Чтение онлайн

ЖАНРЫ

Поэты 1820–1830-х годов. Том 1
Шрифт:

265. Щ<ЕРБИНСКОМ>У («Дай руку мне, товарищ мой!..»)

Дай руку мне, товарищ мой! Пойдем, пойдем навстречу рока! Поставим твердою душой Против завистника порока Дела, блестящие собой.

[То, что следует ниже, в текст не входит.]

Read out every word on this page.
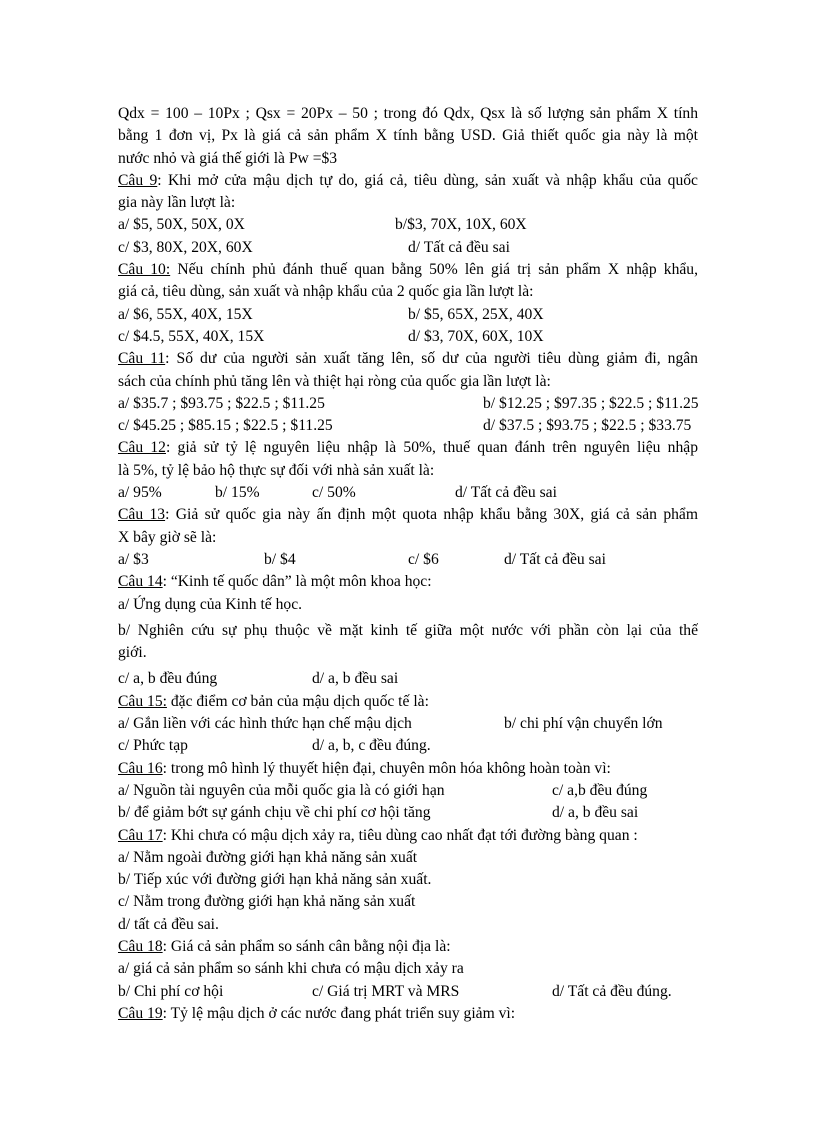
Qdx = 100 – 10Px ; Qsx = 20Px – 50 ; trong đó Qdx, Qsx là số lượng sản phẩm X tính
bằng 1 đơn vị, Px là giá cả sản phẩm X tính bằng USD. Giả thiết quốc gia này là một
nước nhỏ và giá thế giới là Pw =$3
Câu 9: Khi mở cửa mậu dịch tự do, giá cả, tiêu dùng, sản xuất và nhập khẩu của quốc
gia này lần lượt là:
a/ $5, 50X, 50X, 0X	b/$3, 70X, 10X, 60X
c/ $3, 80X, 20X, 60X	d/ Tất cả đều sai
Câu 10: Nếu chính phủ đánh thuế quan bằng 50% lên giá trị sản phẩm X nhập khẩu,
giá cả, tiêu dùng, sản xuất và nhập khẩu của 2 quốc gia lần lượt là:
a/ $6, 55X, 40X, 15X	b/ $5, 65X, 25X, 40X
c/ $4.5, 55X, 40X, 15X	d/ $3, 70X, 60X, 10X
Câu 11: Số dư của người sản xuất tăng lên, số dư của người tiêu dùng giảm đi, ngân
sách của chính phủ tăng lên và thiệt hại ròng của quốc gia lần lượt là:
a/ $35.7 ; $93.75 ; $22.5 ; $11.25	b/ $12.25 ; $97.35 ; $22.5 ; $11.25
c/ $45.25 ; $85.15 ; $22.5 ; $11.25	d/ $37.5 ; $93.75 ; $22.5 ; $33.75
Câu 12: giả sử tỷ lệ nguyên liệu nhập là 50%, thuế quan đánh trên nguyên liệu nhập
là 5%, tỷ lệ bảo hộ thực sự đối với nhà sản xuất là:
a/ 95%	b/ 15%	c/ 50%	d/ Tất cả đều sai
Câu 13: Giả sử quốc gia này ấn định một quota nhập khẩu bằng 30X, giá cả sản phẩm
X bây giờ sẽ là:
a/ $3	b/ $4	c/ $6	d/ Tất cả đều sai
Câu 14: “Kinh tế quốc dân” là một môn khoa học:
a/ Ứng dụng của Kinh tế học.
b/ Nghiên cứu sự phụ thuộc về mặt kinh tế giữa một nước với phần còn lại của thế
giới.
c/ a, b đều đúng	d/ a, b đều sai
Câu 15: đặc điểm cơ bản của mậu dịch quốc tế là:
a/ Gắn liền với các hình thức hạn chế mậu dịch	b/ chi phí vận chuyển lớn
c/ Phức tạp	d/ a, b, c đều đúng.
Câu 16: trong mô hình lý thuyết hiện đại, chuyên môn hóa không hoàn toàn vì:
a/ Nguồn tài nguyên của mỗi quốc gia là có giới hạn	c/ a,b đều đúng
b/ để giảm bớt sự gánh chịu về chi phí cơ hội tăng	d/ a, b đều sai
Câu 17: Khi chưa có mậu dịch xảy ra, tiêu dùng cao nhất đạt tới đường bàng quan :
a/ Nằm ngoài đường giới hạn khả năng sản xuất
b/ Tiếp xúc với đường giới hạn khả năng sản xuất.
c/ Nằm trong đường giới hạn khả năng sản xuất
d/ tất cả đều sai.
Câu 18: Giá cả sản phẩm so sánh cân bằng nội địa là:
a/ giá cả sản phẩm so sánh khi chưa có mậu dịch xảy ra
b/ Chi phí cơ hội	c/ Giá trị MRT và MRS	d/ Tất cả đều đúng.
Câu 19: Tỷ lệ mậu dịch ở các nước đang phát triển suy giảm vì:
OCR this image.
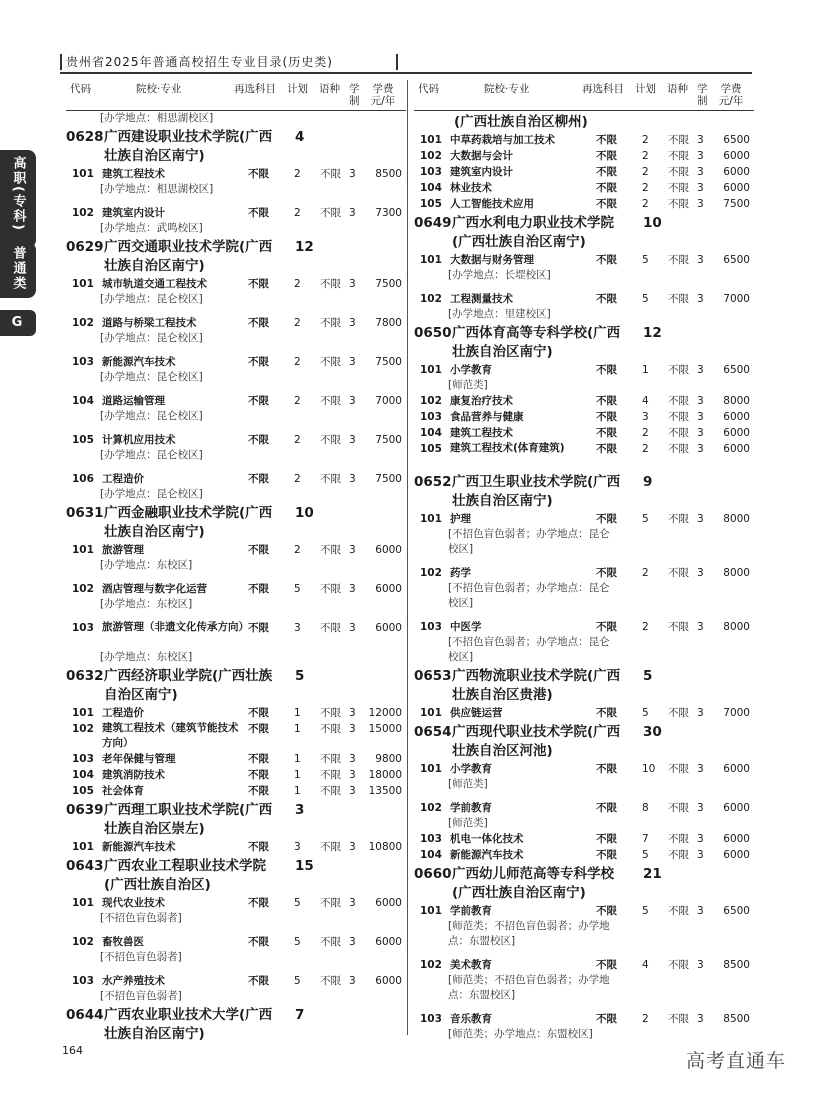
贵州省2025年普通高校招生专业目录(历史类)
高职(专科)
普通类
G
代码	院校·专业	再选科目 计划 语种 学制
学费元/年
[办学地点：相思湖校区]
0628 广西建设职业技术学院(广西壮族自治区南宁)
4
101 建筑工程技术	不限 2 不限 3	8500
[办学地点：相思湖校区]
102 建筑室内设计	不限 2 不限 3	7300
[办学地点：武鸣校区]
0629 广西交通职业技术学院(广西壮族自治区南宁)
12
101 城市轨道交通工程技术	不限 2 不限 3	7500
[办学地点：昆仑校区]
102 道路与桥梁工程技术	不限 2 不限 3	7800
[办学地点：昆仑校区]
103 新能源汽车技术	不限 2 不限 3	7500
[办学地点：昆仑校区]
104 道路运输管理	不限 2 不限 3	7000
[办学地点：昆仑校区]
105 计算机应用技术	不限 2 不限 3	7500
[办学地点：昆仑校区]
106 工程造价	不限 2 不限 3	7500
[办学地点：昆仑校区]
0631 广西金融职业技术学院(广西壮族自治区南宁)
10
101 旅游管理	不限 2 不限 3	6000
[办学地点：东校区]
102 酒店管理与数字化运营	不限 5 不限 3	6000
[办学地点：东校区]
103 旅游管理（非遗文化传承方向） 不限 3 不限 3	6000
[办学地点：东校区]
0632 广西经济职业学院(广西壮族自治区南宁)
5
101 工程造价	不限 1 不限 3 12000
102 建筑工程技术（建筑节能技术方向）
不限 1 不限 3 15000
103 老年保健与管理	不限 1 不限 3	9800
104 建筑消防技术	不限 1 不限 3 18000
105 社会体育	不限 1 不限 3 13500
0639 广西理工职业技术学院(广西壮族自治区崇左)
3
101 新能源汽车技术	不限 3 不限 3 10800
0643 广西农业工程职业技术学院(广西壮族自治区)
15
101 现代农业技术	不限 5 不限 3	6000
[不招色盲色弱者]
102 畜牧兽医	不限 5 不限 3	6000
[不招色盲色弱者]
103 水产养殖技术	不限 5 不限 3	6000
[不招色盲色弱者]
0644 广西农业职业技术大学(广西壮族自治区南宁)
7
代码	院校·专业	再选科目 计划 语种 学制
学费元/年
(广西壮族自治区柳州)
101 中草药栽培与加工技术	不限 2 不限 3	6500
102 大数据与会计	不限 2 不限 3	6000
103 建筑室内设计	不限 2 不限 3	6000
104 林业技术	不限 2 不限 3	6000
105 人工智能技术应用	不限 2 不限 3	7500
0649 广西水利电力职业技术学院(广西壮族自治区南宁)
10
101 大数据与财务管理	不限 5 不限 3	6500
[办学地点：长堽校区]
102 工程测量技术	不限 5 不限 3	7000
[办学地点：里建校区]
0650 广西体育高等专科学校(广西壮族自治区南宁)
12
101 小学教育	不限 1 不限 3	6500
[师范类]
102 康复治疗技术	不限 4 不限 3	8000
103 食品营养与健康	不限 3 不限 3	6000
104 建筑工程技术	不限 2 不限 3	6000
105 建筑工程技术(体育建筑)	不限 2 不限 3	6000
0652 广西卫生职业技术学院(广西壮族自治区南宁)
9
101 护理	不限 5 不限 3	8000
[不招色盲色弱者；办学地点：昆仑校区]
102 药学	不限 2 不限 3	8000
[不招色盲色弱者；办学地点：昆仑校区]
103 中医学	不限 2 不限 3	8000
[不招色盲色弱者；办学地点：昆仑校区]
0653 广西物流职业技术学院(广西壮族自治区贵港)
5
101 供应链运营	不限 5 不限 3	7000
0654 广西现代职业技术学院(广西壮族自治区河池)
30
101 小学教育	不限 10 不限 3	6000
[师范类]
102 学前教育	不限 8 不限 3	6000
[师范类]
103 机电一体化技术	不限 7 不限 3	6000
104 新能源汽车技术	不限 5 不限 3	6000
0660 广西幼儿师范高等专科学校(广西壮族自治区南宁)
21
101 学前教育	不限 5 不限 3	6500
[师范类；不招色盲色弱者；办学地点：东盟校区]
102 美术教育	不限 4 不限 3	8500
[师范类；不招色盲色弱者；办学地点：东盟校区]
103 音乐教育	不限 2 不限 3	8500
[师范类；办学地点：东盟校区]
164	高考直通车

И верь мне, зависть оробеет Пред добродетелью прямой, Как ночь осенняя бледнеет Перед румяною зарей. <1826>

266. УКРАИНА

Я всё люблю в тебе: и злак твоих полей, И полдень пламенный, и в роскоши ночей Певца весеннего на яблоне ветвистой, И селы мирные в тени твоих садов, И запах лип твоих, и дев, и воздух чистый, И песни поселян на ниве золотистой, И первую души моей любовь. <1826>

267. РОДИНА

Гонимый гневною судьбой, Давно к страданьям осужденный, Как я любил в стране чужой Мечтать о родине
священной!
Я вспоминать о вас любил, Мои младенческие годы, И юной страсти первый пыл, И вьюга русской непогоды!
И я опять в стране отцов, И обнял я рукою жадной Домашних пестунов-богов; Но неприветлив мрамор хладный, И не приют родимый кров! Простите ж, сладкие мечтанья Души обманутой моей; Как сын беды, как сын изгнанья, По зыбкой влажности морей Ветрилам легких кораблей Препоручу мои желанья. <1826>

268. РОТЧЕВУ («Велико, друг, поэта назначенье…»)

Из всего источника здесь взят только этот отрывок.